Danilo nimmt das Glas und hält es mir vor die Nase. »Komm schon«, grinst er und zwinkert, »einen Schluck für Danilo, mh?«
Meine eine Hand bewegt sich zum Glas, greift danach und spürt weiche Finger, die es nicht loslassen, als ich es an meine Lippen setze und...mir prompt den Mund verbrenne.

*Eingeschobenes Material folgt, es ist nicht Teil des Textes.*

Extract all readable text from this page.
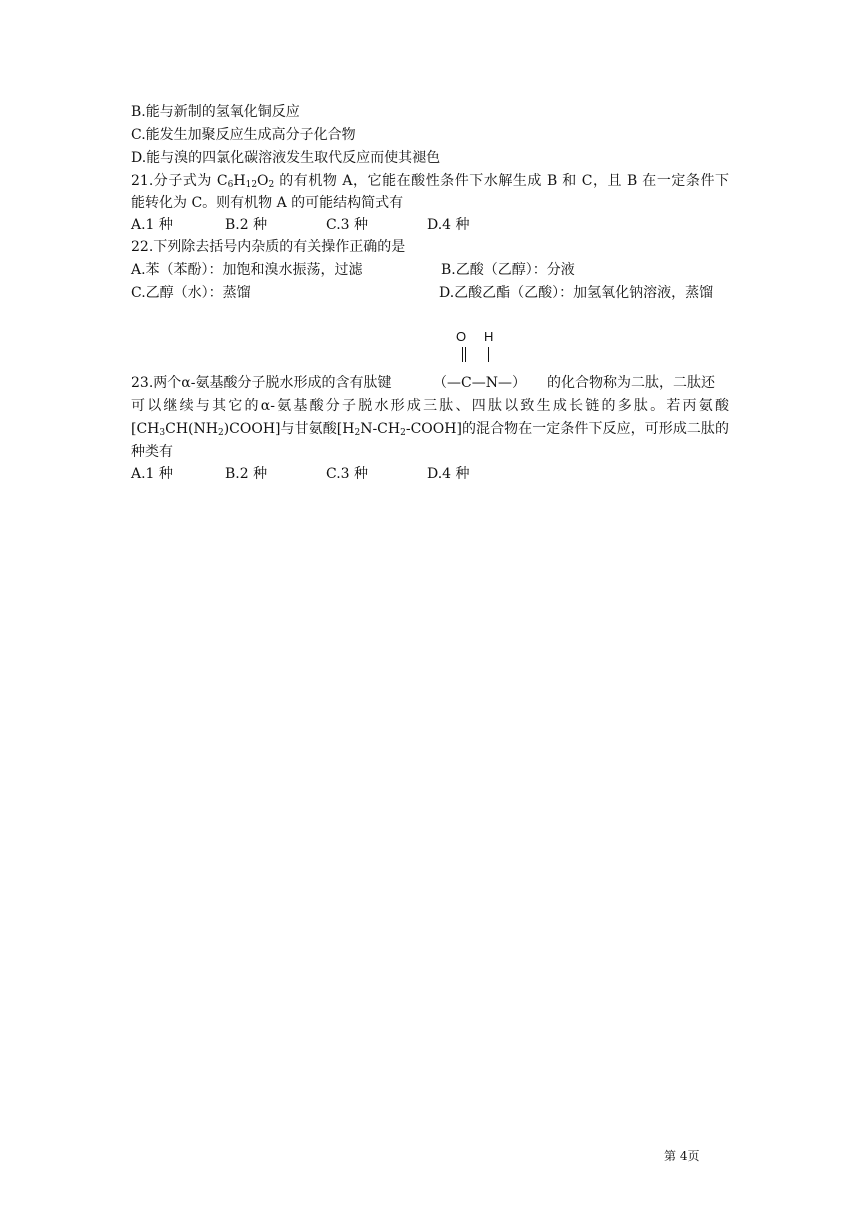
B.能与新制的氢氧化铜反应
C.能发生加聚反应生成高分子化合物
D.能与溴的四氯化碳溶液发生取代反应而使其褪色
21.分子式为 $C_6H_{12}O_2$ 的有机物 A，它能在酸性条件下水解生成 B 和 C，且 B 在一定条件下
能转化为 C。则有机物 A 的可能结构简式有
A.1 种	B.2 种	C.3 种	D.4 种
22.下列除去括号内杂质的有关操作正确的是
A.苯（苯酚）：加饱和溴水振荡，过滤	B.乙酸（乙醇）：分液
C.乙醇（水）：蒸馏	D.乙酸乙酯（乙酸）：加氢氧化钠溶液，蒸馏
O H
23.两个α-氨基酸分子脱水形成的含有肽键	（—C—N—） 的化合物称为二肽，二肽还
可以继续与其它的α-氨基酸分子脱水形成三肽、四肽以致生成长链的多肽。若丙氨酸
$[CH_3CH(NH_2)COOH]$与甘氨酸$[H_2N-CH_2-COOH]$的混合物在一定条件下反应，可形成二肽的
种类有
A.1 种	B.2 种	C.3 种	D.4 种
第 4页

»Au...verflixt«, zische ich.
Danilo stellt das Glas auf den Tisch, schlägt die Beine übereinander, lehnt sich zurück und rührt bedächtig in seinem Kakao.
Gott...warum starrt der denn so? Ich werde schon wieder rot, oder bin es immer noch. Schwer zu sagen.
»Und...schon etwas ruhiger geworden?«
»Geht so«, nuschle ich.
»Erzählst du mir, was passiert ist? Ich meine, wieso bist du so spät und überhaupt...ich weiß gar nichts von dir.«
»Bin durch den Regen gelaufen dann durch Schnee, dann durch Hagel, dann hat mich ein Auto erwischt...also nur das Wasser, das hochspritzte. Tut mir leid, daß ich nicht pünktlich war.«
»Naja«, lächelt er, »unter den Umständen will ich dir mal verzeihen. Und was machst du sonst so, wenn du nicht gerade für Chaos sorgst?«
»Zur Schule gehen, Parties, Freunde, feiern...«
»Aha.«
Scheiße, jetzt hält er mich für oberflächlich.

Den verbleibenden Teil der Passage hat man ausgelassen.